For all figures, we also show individual channels separately, which is common practice for making fluorescence images accessible to colorblind readers (PMID: 33788834). Figures highlighting non-overlap like 6B and C are already in accessible colors when merged (blue/green) and include a numerical quantification. 3-color RGB images preserve the greatest information for the highest number of individuals.
(2) Targeting ubiquitously expressed genes as a proof of concept gives me some concern that this might underestimate the challenges that may be experienced with less widely expressed genes.
While the genes were predicted to be ubiquitously expressed, many were not in practice, like HXK-1 and F54C8.1, which were also among the lower expressed genes on our list and highly cell type restricted. As discussed, the more tissue restricted a gene, the likelier that bulk RNA levels underestimate expression. Such genes are therefore more likely to be detected in a specific tissue. We routinely isolate tissue restricted endogenous tags, including those expressed in only a few neurons, with bulk FPKMs lower than the ranges tested in this manuscript.
(3) Some results are not shown or referenced (autofluorescence, for example, is shown using a schematic in Figure 1C).
We now provide representative images alongside what would be expected to be observed by eye during screening.
(4) It would be useful to describe how to recover worms from what is shown in Figure 1A.

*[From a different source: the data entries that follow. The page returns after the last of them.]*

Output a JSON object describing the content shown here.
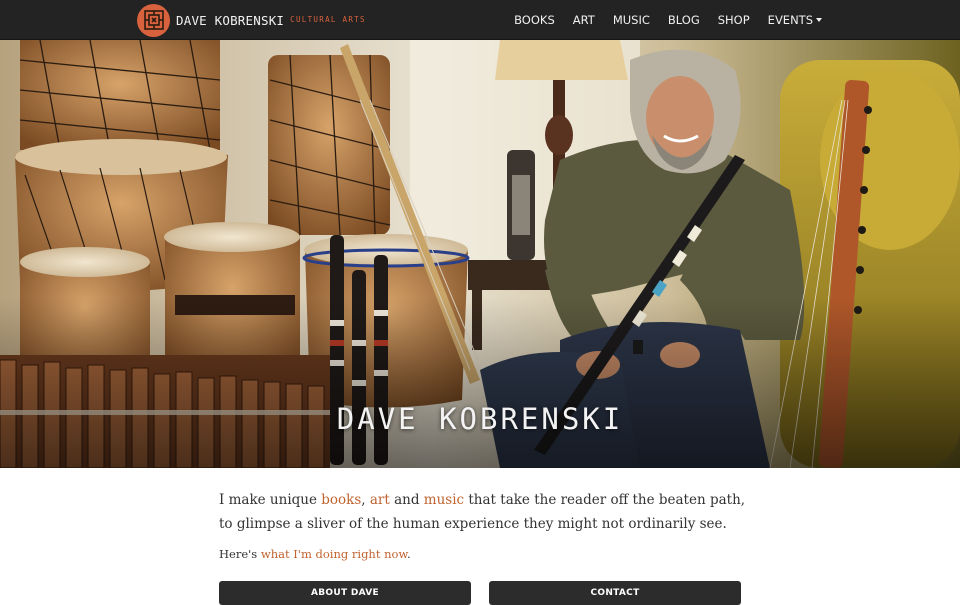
{
  "header": {
    "brand_name": "DAVE KOBRENSKI",
    "brand_tagline": "CULTURAL ARTS",
    "logo_icon": "celtic-knot-icon",
    "menu": [
      {
        "label": "BOOKS"
      },
      {
        "label": "ART"
      },
      {
        "label": "MUSIC"
      },
      {
        "label": "BLOG"
      },
      {
        "label": "SHOP"
      },
      {
        "label": "EVENTS",
        "has_dropdown": true
      }
    ]
  },
  "hero": {
    "title": "DAVE KOBRENSKI"
  },
  "intro": {
    "part1": "I make unique ",
    "link_books": "books",
    "sep1": ", ",
    "link_art": "art",
    "sep2": " and ",
    "link_music": "music",
    "part2": " that take the reader off the beaten path, to glimpse a sliver of the human experience they might not ordinarily see."
  },
  "now": {
    "prefix": "Here's ",
    "link": "what I'm doing right now",
    "suffix": "."
  },
  "buttons": {
    "about": "ABOUT DAVE",
    "contact": "CONTACT"
  },
  "colors": {
    "accent": "#d8623d",
    "link": "#c0632f",
    "navbar": "#232323",
    "button": "#2c2c2c"
  }
}
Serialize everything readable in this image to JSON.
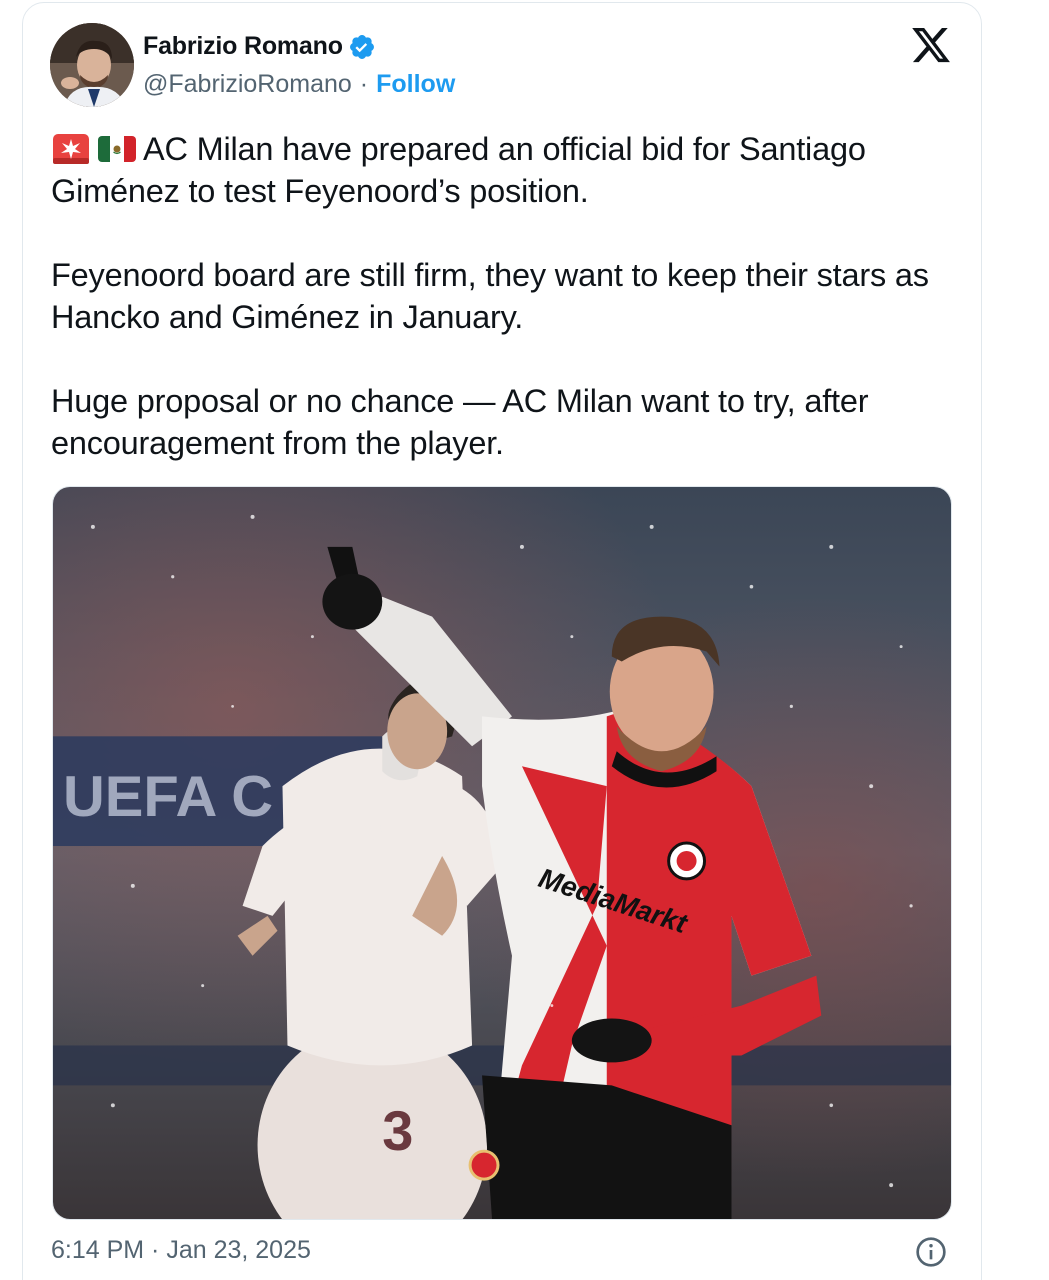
{
  "author": {
    "display_name": "Fabrizio Romano",
    "handle": "@FabrizioRomano",
    "separator": "·",
    "follow_label": "Follow"
  },
  "icons": {
    "verified": "verified-badge-icon",
    "platform": "x-logo-icon",
    "info": "info-icon",
    "emoji_1": "rotating-light-emoji",
    "emoji_2": "mexico-flag-emoji"
  },
  "tweet": {
    "paragraph_1": "AC Milan have prepared an official bid for Santiago Giménez to test Feyenoord’s position.",
    "paragraph_2": "Feyenoord board are still firm, they want to keep their stars as Hancko and Giménez in January.",
    "paragraph_3": "Huge proposal or no chance — AC Milan want to try, after encouragement from the player."
  },
  "media": {
    "sponsor_text": "MediaMarkt",
    "shirt_number": "3",
    "banner_text": "UEFA C"
  },
  "footer": {
    "timestamp": "6:14 PM · Jan 23, 2025"
  },
  "colors": {
    "link": "#1d9bf0",
    "secondary_text": "#536471",
    "feyenoord_red": "#d7262f"
  }
}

In the revised version, we added the following in the caption for Fig. 1A:
“Selected worms expressing the brighter tag can be screened for dimmer tags by higher magnification and long exposure imaging. Worms can be recovered directly from slides if immobilized by levamisole as described (Ghanta et al., 2021). Alternatively, single hermaphrodite worms can be isolated, allowed to lay eggs, then screened.”
(5) A blue bar of data must be missing from Figure 3B injection pool 5.
As stated in the text, “All but one tag (cox-6B::mTagBFP2) was visible in the F1 generation of injected P0 animals, and these were subsequently isolated among F2 worms positive for the other tags in the pool.”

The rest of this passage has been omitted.